Generally, bats are animals which are beneficial to have because they eat hundreds of pests like mosquitoes and other bugs. However, if they are nesting on some places where they should not be, such as the attic, then you are probably wondering how to get rid of bats in ways that are allowed by law.
Keep in mind that in other countries like the UK, all species of bats are protected by environmental laws and it is absolutely illegal to disrupt or move them. If you think that it is necessary for you to step out of the line, call a specialist first to ensure that you will end up with no liabilities.
Bats In The Building
Choosing the right time. Disrupting and evacuating bats during the correct season is important to preserve their overall health and make sure that they survive. Try and look at what you are dealing with. If it is a nursing colony, removing the adult ones before the pups are capable of flying out will endanger them. Not only will this be inhumane, but it is also impractical in a way because you have to go through the effort of finding the carcasses and getting rid of them. For newborn bats, at least five weeks are needed for them to manage to fend for themselves.

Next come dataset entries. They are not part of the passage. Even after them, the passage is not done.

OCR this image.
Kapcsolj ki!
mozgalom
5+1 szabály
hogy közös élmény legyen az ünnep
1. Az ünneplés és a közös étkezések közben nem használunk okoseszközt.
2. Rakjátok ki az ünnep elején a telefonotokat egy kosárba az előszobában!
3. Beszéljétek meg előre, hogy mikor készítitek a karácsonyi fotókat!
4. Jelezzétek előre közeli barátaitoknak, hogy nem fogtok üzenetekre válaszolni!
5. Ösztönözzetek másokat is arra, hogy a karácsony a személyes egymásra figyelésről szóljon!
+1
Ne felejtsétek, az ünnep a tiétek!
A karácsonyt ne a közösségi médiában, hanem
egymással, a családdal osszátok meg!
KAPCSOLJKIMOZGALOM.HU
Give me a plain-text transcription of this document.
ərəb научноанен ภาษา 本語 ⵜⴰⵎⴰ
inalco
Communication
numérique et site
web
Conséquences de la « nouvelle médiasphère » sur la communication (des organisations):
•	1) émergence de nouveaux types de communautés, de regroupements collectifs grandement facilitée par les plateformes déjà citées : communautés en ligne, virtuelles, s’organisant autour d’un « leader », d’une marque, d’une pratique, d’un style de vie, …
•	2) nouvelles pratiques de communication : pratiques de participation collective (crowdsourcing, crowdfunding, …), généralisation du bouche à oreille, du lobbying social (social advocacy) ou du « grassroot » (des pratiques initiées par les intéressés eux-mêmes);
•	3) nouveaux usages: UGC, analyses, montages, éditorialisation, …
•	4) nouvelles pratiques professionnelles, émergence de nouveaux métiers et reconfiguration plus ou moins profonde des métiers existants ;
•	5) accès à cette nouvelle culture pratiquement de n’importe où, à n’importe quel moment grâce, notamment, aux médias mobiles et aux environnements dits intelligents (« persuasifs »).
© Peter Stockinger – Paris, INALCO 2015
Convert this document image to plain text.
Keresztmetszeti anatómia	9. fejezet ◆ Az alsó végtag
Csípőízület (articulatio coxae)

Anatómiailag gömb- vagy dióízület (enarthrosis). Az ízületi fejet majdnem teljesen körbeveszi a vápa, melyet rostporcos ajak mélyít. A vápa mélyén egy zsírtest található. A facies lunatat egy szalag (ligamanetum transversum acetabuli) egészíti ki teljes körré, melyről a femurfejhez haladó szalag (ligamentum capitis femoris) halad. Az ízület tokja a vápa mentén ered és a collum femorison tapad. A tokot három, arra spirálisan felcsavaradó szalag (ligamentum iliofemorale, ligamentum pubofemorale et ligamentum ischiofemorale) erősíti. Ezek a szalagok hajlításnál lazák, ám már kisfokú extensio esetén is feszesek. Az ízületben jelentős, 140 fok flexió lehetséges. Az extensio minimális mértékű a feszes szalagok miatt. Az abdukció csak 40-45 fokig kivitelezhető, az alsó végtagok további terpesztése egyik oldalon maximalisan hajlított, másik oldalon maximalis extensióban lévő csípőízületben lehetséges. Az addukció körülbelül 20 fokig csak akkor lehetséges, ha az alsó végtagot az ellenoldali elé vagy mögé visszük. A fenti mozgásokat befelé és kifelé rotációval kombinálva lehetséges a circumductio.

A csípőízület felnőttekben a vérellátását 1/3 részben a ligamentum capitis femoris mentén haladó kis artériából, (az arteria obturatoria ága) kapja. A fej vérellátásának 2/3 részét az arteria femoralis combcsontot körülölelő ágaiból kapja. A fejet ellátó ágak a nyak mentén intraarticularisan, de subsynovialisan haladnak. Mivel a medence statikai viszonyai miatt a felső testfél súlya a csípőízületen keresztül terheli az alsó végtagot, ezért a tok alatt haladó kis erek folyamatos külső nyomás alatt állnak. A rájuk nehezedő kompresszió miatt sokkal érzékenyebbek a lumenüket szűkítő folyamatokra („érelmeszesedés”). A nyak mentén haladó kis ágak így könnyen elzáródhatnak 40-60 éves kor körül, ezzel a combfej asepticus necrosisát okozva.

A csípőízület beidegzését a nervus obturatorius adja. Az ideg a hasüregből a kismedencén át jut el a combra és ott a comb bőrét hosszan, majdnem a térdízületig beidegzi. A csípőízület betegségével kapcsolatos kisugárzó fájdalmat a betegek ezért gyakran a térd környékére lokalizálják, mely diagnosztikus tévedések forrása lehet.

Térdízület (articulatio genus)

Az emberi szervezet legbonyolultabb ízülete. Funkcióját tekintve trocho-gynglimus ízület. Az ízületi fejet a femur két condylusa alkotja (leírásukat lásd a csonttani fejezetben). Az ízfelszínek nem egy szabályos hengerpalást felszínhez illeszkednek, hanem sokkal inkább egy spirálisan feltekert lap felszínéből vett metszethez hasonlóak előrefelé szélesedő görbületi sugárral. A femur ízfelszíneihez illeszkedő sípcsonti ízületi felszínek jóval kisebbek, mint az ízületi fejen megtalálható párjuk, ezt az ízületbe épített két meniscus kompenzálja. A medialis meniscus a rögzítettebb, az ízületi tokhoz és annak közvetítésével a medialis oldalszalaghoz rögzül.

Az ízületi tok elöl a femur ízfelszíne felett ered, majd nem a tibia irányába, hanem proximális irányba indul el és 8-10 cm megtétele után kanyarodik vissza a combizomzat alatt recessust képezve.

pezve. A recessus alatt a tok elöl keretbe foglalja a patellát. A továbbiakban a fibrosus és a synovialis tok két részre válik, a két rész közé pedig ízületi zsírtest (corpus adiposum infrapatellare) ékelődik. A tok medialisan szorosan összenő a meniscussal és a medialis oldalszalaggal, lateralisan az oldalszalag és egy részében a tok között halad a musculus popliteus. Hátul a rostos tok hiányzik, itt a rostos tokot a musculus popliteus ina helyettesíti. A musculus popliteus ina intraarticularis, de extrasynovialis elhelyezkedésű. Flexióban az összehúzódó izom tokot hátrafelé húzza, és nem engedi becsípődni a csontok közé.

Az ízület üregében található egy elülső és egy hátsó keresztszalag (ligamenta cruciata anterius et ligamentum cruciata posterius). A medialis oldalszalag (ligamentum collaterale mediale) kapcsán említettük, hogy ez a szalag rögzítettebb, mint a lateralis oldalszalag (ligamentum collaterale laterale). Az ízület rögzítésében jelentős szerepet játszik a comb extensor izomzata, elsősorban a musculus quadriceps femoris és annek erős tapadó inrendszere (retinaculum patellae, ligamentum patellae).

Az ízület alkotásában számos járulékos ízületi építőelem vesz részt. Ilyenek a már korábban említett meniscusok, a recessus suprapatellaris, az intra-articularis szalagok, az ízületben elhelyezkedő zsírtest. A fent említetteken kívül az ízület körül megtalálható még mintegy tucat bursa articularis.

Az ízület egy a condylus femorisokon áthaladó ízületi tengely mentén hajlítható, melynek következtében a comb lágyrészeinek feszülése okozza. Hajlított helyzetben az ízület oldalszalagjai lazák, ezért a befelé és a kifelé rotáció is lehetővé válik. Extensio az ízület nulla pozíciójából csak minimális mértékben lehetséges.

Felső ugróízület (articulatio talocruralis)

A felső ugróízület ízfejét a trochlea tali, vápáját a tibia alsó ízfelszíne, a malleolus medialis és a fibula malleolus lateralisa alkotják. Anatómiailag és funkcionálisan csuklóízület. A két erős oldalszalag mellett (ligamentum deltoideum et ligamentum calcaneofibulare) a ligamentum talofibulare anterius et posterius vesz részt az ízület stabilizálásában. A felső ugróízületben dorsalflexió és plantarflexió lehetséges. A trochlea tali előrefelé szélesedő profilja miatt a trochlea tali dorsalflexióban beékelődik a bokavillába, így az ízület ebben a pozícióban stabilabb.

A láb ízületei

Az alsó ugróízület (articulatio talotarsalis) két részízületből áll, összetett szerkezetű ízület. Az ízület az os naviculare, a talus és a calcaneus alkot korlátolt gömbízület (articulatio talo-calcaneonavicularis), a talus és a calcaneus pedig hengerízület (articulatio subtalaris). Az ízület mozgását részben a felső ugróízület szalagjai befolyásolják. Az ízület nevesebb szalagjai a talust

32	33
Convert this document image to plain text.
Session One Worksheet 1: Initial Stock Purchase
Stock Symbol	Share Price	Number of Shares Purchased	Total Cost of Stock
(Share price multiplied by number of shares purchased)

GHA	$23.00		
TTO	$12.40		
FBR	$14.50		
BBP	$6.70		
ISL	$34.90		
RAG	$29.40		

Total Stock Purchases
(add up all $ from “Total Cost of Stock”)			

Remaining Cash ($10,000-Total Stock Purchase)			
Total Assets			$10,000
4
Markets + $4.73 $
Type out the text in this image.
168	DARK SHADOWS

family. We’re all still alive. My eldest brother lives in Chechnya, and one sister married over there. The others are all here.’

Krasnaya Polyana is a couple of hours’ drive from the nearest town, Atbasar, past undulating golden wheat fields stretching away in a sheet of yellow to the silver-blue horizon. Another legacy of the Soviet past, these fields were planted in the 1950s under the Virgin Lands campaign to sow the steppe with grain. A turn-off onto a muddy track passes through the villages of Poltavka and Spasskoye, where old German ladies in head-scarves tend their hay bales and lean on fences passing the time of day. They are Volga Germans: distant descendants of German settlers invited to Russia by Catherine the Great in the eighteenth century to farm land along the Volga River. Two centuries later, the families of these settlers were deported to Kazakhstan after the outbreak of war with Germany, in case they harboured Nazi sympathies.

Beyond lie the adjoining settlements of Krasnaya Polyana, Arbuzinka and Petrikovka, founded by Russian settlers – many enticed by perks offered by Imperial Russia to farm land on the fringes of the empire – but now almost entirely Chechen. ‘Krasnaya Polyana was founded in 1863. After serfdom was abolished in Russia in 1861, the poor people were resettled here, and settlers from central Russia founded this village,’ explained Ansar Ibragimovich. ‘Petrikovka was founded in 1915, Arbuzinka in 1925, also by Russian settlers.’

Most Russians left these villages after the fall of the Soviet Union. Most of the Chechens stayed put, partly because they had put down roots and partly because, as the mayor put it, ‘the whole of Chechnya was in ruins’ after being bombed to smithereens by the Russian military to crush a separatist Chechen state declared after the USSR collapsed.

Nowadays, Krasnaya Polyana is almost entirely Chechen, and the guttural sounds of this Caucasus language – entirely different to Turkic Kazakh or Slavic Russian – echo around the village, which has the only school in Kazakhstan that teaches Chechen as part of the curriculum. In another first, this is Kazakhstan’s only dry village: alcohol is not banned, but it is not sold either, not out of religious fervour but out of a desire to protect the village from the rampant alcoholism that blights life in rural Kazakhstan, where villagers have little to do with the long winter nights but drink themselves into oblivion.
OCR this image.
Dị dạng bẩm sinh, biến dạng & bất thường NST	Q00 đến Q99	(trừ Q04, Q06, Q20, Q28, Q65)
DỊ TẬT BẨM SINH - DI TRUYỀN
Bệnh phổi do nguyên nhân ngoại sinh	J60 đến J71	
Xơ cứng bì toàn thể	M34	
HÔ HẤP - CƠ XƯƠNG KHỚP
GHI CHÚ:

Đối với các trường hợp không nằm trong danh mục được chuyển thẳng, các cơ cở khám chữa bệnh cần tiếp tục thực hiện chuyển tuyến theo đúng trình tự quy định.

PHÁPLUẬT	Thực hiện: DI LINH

Garlic, noise, and light will not do you any good so it is better if you stay away from these old wives’ methods.
Winter is not the right time to get rid of bats. Typically, these creatures hibernate during the cold weather so there will not be enough food outside for them to survive. If the population is decimated, then you will notice more garden pests and insects during spring time.
Knowing their entry points. Try looking for guano or bat droppings below their point of entry. They contain small bits of insect shells so they look sparkly when exposed to the sun and their texture is somewhat crumbly, unlike rat droppings which are mostly made up of plant excess.
To avoid getting histoplasmosis, do not inhale the bat droppings. The elderly or the very young will experience flu-like symptoms and those who have weak immune systems will be especially prone.
If you cannot identify their entry points based on the droppings, maybe because they have not gone through that same route for quite some time, you can also observe where the creatures come from when they go out at night.
Preventing re-entry. If you have successfully evacuated the animals, you need to make sure that they do not come right back in. To know how to get rid of bats permanently, you need to do repeated sealings in your home. After they have flown out during the night to look for food, staple or nail a screen or cloth over their egress point. As they feed on a 24 or 48 hour period, go through the sealings carefully to make sure that the entire colony has been eliminated and that the mission was accomplished.